4 comments

  • theozero 12 hours ago ago

    You might like varlock (https://varlock.dev)

    You can use it to declaratively fetch from various backends, but it’s optional. At its core it lets you create a .env.schema and you get validation, type safety, guardrails for sensitive values, and a flexible toolkit to deal with all config related headaches.

    The big difference from your tool (and many others) is that instead of trying to provide tooling to keep an example and other files in sync, the schema file is part of the loading process, so it can never be out of sync. This also helps create a single source of truth, and helps create a unified system to deal with all config - both sensitive and not.

  • xserhio 10 hours ago ago

    Thanks for sharing varlock, it looks really solid! The .env.schema approach is a great way to guarantee strict type safety and a single source of truth.

    I think the main philosophical difference here is where the validation happens. If I understand correctly, varlock integrates directly into the application's config loading process. That’s incredibly powerful for runtime safety.

    My goal with env-rx was to build something completely detached from the application runtime. I wanted a drop-in CLI utility that requires absolutely zero code changes or new dependencies in the actual app. You just throw it into a GitHub Action or a pre-commit hook, and it screams at you if a variable is missing before the code even builds.

    But I really like your approach to having a unified schema instead of just comparing against an .example file. Definitely taking some notes from how varlock handles this!

    • theozero 9 hours ago ago

      Thanks for the kind words. It's actually decoupled and up to the user if they want to use it for pure validation as part of CI/deployment, just to inject values, or to integrate more deeply. But you can get the most benefit by integrating it fully. This lets you set values, compose values using functions, take advantage of coercion, and helps protect your secrets.

      You can just use `varlock run -- ...your command` and it will load, validate, and reinject as env vars. This is what enables it to be used with any language or any tool. We have a standalone binary. You could also just use `varlock load` to do validation and rely on values all being set externally. However we do provide javascript helpers to just load everything automatically - although this just calls out to the CLI, keeping your app isolated from the code that loads and validates the vars. For JS we actually go a bit further and patch http and console to protect any sensitive data - because we know exactly which config items are sensitive.

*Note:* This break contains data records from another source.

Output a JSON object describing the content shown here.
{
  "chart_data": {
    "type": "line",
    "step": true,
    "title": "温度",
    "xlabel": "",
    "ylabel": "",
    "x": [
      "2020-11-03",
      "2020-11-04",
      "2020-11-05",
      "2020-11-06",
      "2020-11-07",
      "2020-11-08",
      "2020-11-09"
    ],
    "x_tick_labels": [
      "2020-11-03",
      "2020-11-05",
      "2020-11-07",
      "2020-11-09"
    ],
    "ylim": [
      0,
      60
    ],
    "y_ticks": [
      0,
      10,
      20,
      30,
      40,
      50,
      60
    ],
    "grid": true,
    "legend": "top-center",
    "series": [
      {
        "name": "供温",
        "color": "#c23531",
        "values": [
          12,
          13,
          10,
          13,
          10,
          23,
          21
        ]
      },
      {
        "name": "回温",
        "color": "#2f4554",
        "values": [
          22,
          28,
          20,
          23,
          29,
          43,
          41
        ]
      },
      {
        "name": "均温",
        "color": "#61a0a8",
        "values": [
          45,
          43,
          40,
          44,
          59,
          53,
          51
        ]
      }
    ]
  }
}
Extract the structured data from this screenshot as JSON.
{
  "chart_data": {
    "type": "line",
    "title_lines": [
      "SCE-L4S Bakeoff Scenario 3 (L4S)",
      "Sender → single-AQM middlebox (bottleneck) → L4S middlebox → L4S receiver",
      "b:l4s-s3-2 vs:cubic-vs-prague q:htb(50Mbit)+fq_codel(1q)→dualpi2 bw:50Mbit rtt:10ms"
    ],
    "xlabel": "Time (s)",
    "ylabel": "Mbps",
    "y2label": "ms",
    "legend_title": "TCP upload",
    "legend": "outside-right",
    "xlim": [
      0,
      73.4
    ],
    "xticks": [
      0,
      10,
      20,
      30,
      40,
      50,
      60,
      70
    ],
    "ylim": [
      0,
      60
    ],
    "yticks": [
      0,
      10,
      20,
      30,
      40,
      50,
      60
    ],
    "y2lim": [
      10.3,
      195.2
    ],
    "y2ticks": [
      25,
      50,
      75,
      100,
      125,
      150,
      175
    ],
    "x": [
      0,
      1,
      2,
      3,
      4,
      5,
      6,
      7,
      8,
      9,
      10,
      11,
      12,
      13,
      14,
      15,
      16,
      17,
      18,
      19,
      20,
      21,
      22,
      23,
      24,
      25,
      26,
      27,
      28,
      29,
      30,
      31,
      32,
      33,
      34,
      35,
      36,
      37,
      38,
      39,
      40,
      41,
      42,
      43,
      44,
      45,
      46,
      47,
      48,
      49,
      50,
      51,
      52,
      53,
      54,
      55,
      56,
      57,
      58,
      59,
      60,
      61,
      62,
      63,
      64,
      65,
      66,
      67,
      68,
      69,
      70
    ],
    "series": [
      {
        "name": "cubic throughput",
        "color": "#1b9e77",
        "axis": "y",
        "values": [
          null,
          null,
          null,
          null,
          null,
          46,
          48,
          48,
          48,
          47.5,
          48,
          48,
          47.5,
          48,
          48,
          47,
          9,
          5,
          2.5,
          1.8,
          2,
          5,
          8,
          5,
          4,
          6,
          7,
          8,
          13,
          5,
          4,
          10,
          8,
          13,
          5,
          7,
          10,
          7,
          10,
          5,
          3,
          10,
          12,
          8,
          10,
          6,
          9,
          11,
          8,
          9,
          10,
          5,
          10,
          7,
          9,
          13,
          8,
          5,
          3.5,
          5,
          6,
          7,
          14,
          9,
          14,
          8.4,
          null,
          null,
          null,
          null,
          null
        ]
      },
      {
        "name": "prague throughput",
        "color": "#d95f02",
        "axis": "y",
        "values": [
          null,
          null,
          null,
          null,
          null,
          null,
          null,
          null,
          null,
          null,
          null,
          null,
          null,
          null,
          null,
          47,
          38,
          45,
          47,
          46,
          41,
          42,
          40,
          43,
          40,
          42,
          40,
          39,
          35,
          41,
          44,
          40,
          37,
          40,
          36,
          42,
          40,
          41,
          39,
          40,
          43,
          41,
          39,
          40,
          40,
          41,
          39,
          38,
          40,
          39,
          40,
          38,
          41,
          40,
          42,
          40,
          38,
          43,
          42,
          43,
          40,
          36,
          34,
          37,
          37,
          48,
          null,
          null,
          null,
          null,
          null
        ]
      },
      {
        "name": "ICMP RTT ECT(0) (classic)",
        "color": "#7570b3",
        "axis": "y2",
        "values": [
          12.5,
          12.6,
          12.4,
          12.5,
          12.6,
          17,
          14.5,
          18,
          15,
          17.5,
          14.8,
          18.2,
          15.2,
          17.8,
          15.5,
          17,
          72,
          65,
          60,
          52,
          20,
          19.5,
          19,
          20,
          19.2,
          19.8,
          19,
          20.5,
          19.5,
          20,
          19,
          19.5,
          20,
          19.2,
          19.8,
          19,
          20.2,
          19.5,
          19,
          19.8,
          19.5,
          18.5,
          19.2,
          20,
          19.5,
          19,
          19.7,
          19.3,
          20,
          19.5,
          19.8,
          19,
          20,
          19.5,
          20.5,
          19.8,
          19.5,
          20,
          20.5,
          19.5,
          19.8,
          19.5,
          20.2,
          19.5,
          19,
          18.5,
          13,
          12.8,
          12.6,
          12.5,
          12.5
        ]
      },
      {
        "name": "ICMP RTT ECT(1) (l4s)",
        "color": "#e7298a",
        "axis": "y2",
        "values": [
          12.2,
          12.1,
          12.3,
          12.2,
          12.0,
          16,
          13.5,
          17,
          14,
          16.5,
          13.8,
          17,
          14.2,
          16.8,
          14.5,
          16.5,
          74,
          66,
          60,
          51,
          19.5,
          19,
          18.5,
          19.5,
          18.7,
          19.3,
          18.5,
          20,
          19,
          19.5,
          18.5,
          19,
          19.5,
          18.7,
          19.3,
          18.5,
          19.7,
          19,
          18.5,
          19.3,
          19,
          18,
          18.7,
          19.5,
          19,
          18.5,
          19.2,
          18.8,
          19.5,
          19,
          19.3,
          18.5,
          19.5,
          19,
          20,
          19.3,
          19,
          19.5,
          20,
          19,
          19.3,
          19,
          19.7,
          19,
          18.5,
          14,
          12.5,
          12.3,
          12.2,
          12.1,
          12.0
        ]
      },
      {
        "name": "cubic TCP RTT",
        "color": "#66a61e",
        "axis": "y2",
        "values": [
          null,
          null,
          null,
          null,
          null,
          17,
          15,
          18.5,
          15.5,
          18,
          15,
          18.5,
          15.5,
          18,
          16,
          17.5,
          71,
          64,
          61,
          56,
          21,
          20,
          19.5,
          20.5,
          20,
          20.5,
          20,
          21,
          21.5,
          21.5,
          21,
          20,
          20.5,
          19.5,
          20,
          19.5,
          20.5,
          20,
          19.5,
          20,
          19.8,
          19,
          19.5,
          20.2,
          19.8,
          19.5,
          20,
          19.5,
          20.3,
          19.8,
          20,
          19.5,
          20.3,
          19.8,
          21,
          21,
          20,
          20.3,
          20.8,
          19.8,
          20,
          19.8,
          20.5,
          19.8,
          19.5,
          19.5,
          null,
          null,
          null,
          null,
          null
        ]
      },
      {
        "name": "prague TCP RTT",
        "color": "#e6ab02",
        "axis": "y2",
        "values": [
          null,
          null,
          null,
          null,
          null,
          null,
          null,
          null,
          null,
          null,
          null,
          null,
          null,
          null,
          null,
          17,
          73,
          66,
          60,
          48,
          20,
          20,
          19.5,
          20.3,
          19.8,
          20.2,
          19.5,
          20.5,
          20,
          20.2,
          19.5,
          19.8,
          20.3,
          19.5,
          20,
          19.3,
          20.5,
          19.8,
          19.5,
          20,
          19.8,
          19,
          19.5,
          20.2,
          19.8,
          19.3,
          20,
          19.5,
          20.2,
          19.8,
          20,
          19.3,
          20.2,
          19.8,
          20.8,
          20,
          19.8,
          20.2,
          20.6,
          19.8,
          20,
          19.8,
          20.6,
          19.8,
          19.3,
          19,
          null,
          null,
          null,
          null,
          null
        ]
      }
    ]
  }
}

      It's really meant to just be a complete complete toolkit and then let users integrate as deep as they want to.

      • xserhio 7 hours ago ago

        Ah, I stand corrected! The varlock run -- approach and the standalone binary completely solve the vendor lock-in concern I mentioned.

        I have to say, patching console and http in JS to auto-redact sensitive data based on the schema is genuinely brilliant. Leaking secrets in logs is a massive pain point, and handling it automatically at the tool level is a great solution.

        Really impressive work on the entire toolkit. It’s definitely a much more comprehensive ecosystem than what I built. I appreciate you taking the time to explain the architecture—definitely taking some notes from this!